DEADLINE: When Meredith asked whether Mark and Lexie were together, you said “On your beach, we are”. What do you make of that, does it mean that they’re happily together in our imagination?
DANE: I didn’t dig too deep into that. I sort of took it as like, not in your imagination but the way you’re seeing it in your subconsciousness, wherever you are right now, whatever state of being you’re existing in this coma, fever dream, whatever it is, I guess that’s (Meredith’s) projection of perfection. Mark and Lexie are together forever, and I’m sure Mark and Lexie aren’t too bummed about it either.
DEADLINE: What is your vision of Mark and Lexie, how you think that their story continues in the afterlife?
DANE: Mark would’ve found Lexie. He would’ve found her eventually.
DEADLINE: Since you left Grey’s Anatomy, you did one successful series, The Last Ship, which ran for five seasons, and now you are on a second successful series, Euphoria. Meanwhile, Grey’s Anatomy is still going. How do explain the longevity of that show which continues to be going strong 17 seasons in?
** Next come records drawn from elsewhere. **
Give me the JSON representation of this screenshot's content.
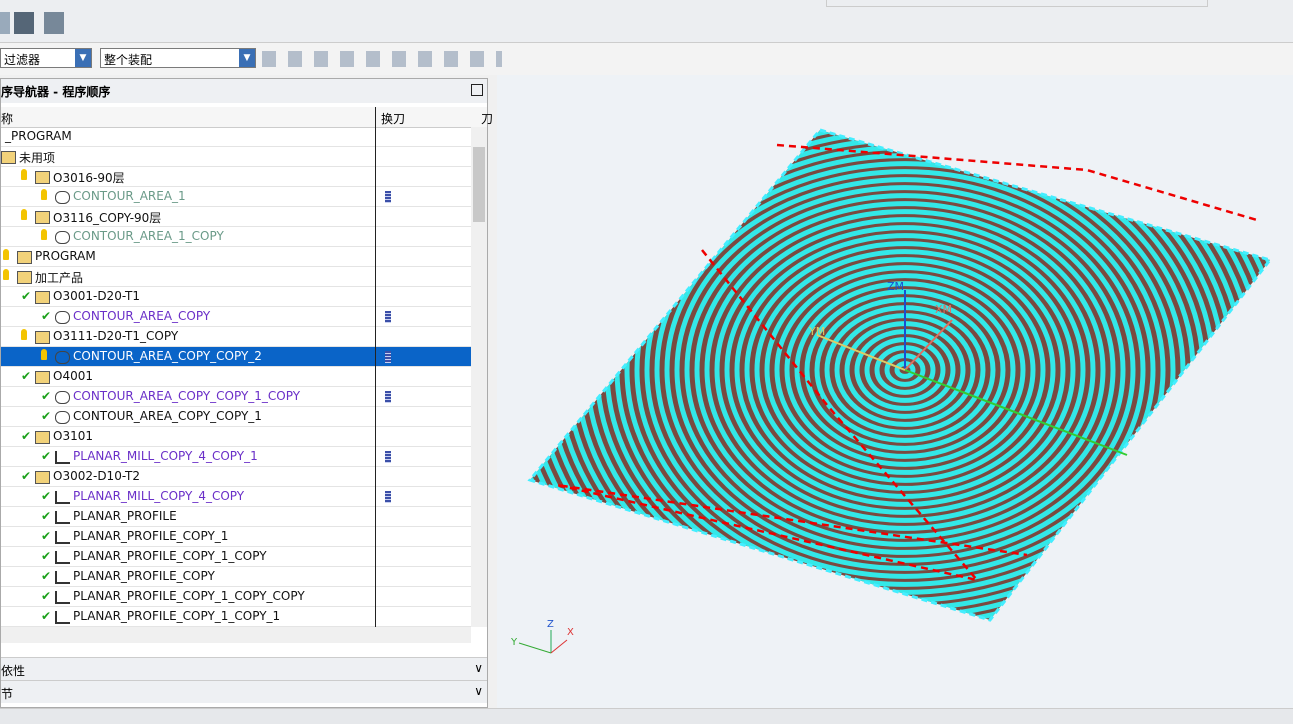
{
  "toolbar": {
    "filter": "过滤器",
    "assembly": "整个装配"
  },
  "navigator": {
    "title": "序导航器 - 程序顺序",
    "columns": [
      "称",
      "换刀",
      "刀"
    ],
    "rows": [
      {
        "label": "_PROGRAM",
        "level": 0,
        "status": null,
        "icon": null,
        "style": "normal",
        "tool_change": false
      },
      {
        "label": "未用项",
        "level": 0,
        "status": null,
        "icon": "folder",
        "style": "normal",
        "tool_change": false
      },
      {
        "label": "O3016-90层",
        "level": 1,
        "status": "bulb",
        "icon": "folder",
        "style": "normal",
        "tool_change": false
      },
      {
        "label": "CONTOUR_AREA_1",
        "level": 2,
        "status": "bulb",
        "icon": "op",
        "style": "unused",
        "tool_change": true
      },
      {
        "label": "O3116_COPY-90层",
        "level": 1,
        "status": "bulb",
        "icon": "folder",
        "style": "normal",
        "tool_change": false
      },
      {
        "label": "CONTOUR_AREA_1_COPY",
        "level": 2,
        "status": "bulb",
        "icon": "op",
        "style": "unused",
        "tool_change": false
      },
      {
        "label": "PROGRAM",
        "level": 0,
        "status": "bulb",
        "icon": "folder",
        "style": "normal",
        "tool_change": false
      },
      {
        "label": "加工产品",
        "level": 0,
        "status": "bulb",
        "icon": "folder",
        "style": "normal",
        "tool_change": false
      },
      {
        "label": "O3001-D20-T1",
        "level": 1,
        "status": "check",
        "icon": "folder",
        "style": "normal",
        "tool_change": false
      },
      {
        "label": "CONTOUR_AREA_COPY",
        "level": 2,
        "status": "check",
        "icon": "op",
        "style": "repost",
        "tool_change": true
      },
      {
        "label": "O3111-D20-T1_COPY",
        "level": 1,
        "status": "bulb",
        "icon": "folder",
        "style": "normal",
        "tool_change": false
      },
      {
        "label": "CONTOUR_AREA_COPY_COPY_2",
        "level": 2,
        "status": "bulb",
        "icon": "op",
        "style": "selected",
        "tool_change": true
      },
      {
        "label": "O4001",
        "level": 1,
        "status": "check",
        "icon": "folder",
        "style": "normal",
        "tool_change": false
      },
      {
        "label": "CONTOUR_AREA_COPY_COPY_1_COPY",
        "level": 2,
        "status": "check",
        "icon": "op",
        "style": "repost",
        "tool_change": true
      },
      {
        "label": "CONTOUR_AREA_COPY_COPY_1",
        "level": 2,
        "status": "check",
        "icon": "op",
        "style": "normal",
        "tool_change": false
      },
      {
        "label": "O3101",
        "level": 1,
        "status": "check",
        "icon": "folder",
        "style": "normal",
        "tool_change": false
      },
      {
        "label": "PLANAR_MILL_COPY_4_COPY_1",
        "level": 2,
        "status": "check",
        "icon": "mill",
        "style": "repost",
        "tool_change": true
      },
      {
        "label": "O3002-D10-T2",
        "level": 1,
        "status": "check",
        "icon": "folder",
        "style": "normal",
        "tool_change": false
      },
      {
        "label": "PLANAR_MILL_COPY_4_COPY",
        "level": 2,
        "status": "check",
        "icon": "mill",
        "style": "repost",
        "tool_change": true
      },
      {
        "label": "PLANAR_PROFILE",
        "level": 2,
        "status": "check",
        "icon": "mill",
        "style": "normal",
        "tool_change": false
      },
      {
        "label": "PLANAR_PROFILE_COPY_1",
        "level": 2,
        "status": "check",
        "icon": "mill",
        "style": "normal",
        "tool_change": false
      },
      {
        "label": "PLANAR_PROFILE_COPY_1_COPY",
        "level": 2,
        "status": "check",
        "icon": "mill",
        "style": "normal",
        "tool_change": false
      },
      {
        "label": "PLANAR_PROFILE_COPY",
        "level": 2,
        "status": "check",
        "icon": "mill",
        "style": "normal",
        "tool_change": false
      },
      {
        "label": "PLANAR_PROFILE_COPY_1_COPY_COPY",
        "level": 2,
        "status": "check",
        "icon": "mill",
        "style": "normal",
        "tool_change": false
      },
      {
        "label": "PLANAR_PROFILE_COPY_1_COPY_1",
        "level": 2,
        "status": "check",
        "icon": "mill",
        "style": "normal",
        "tool_change": false
      }
    ],
    "sections": [
      "依性",
      "节"
    ]
  },
  "viewport": {
    "wcs": [
      "ZM",
      "XM",
      "YM"
    ],
    "triad": [
      "Z",
      "X",
      "Y"
    ]
  }
}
DANE: Well, I think there’s a lot of factors but at its core it’s just a great show. People connect with the characters on that show. It seemed to have found a whole new generation of viewership. Shows typically will grow up with a generation, an audience, and eventually that audience will either outgrow that show or move onto something else. But with Grey’s, there’s always been an alchemy in that cast, a dynamic, a chemistry which keeps people showing up. The writing’s good. Krista, Shonda (Rhimes), Betsy (Beers) and now Debbie Allen’s exec producing the show. They’re so good at understanding the tone of that show and finding characters that people will invest in, and what that translates to is season 17.
DEADLINE: Is there anything you miss about Grey’s?
DANE: Well, I’ve maintained contact with a lot of the cast members. An answer somebody would give you, had they not, would’ve been I missed the people, but I’m still friends with all of them. So, there wasn’t really anything to miss.
DEADLINE: Are you going back into production on Euphoria soon?
DANE: In mid-April. We’re actually started now on Season 2. I think I don’t start shooting for a couple weeks, but we are. I’m sure we’re going to get this out as soon as we can. We’ve set a pretty high bar. I’m very proud of that show, everybody involved is very proud of that show.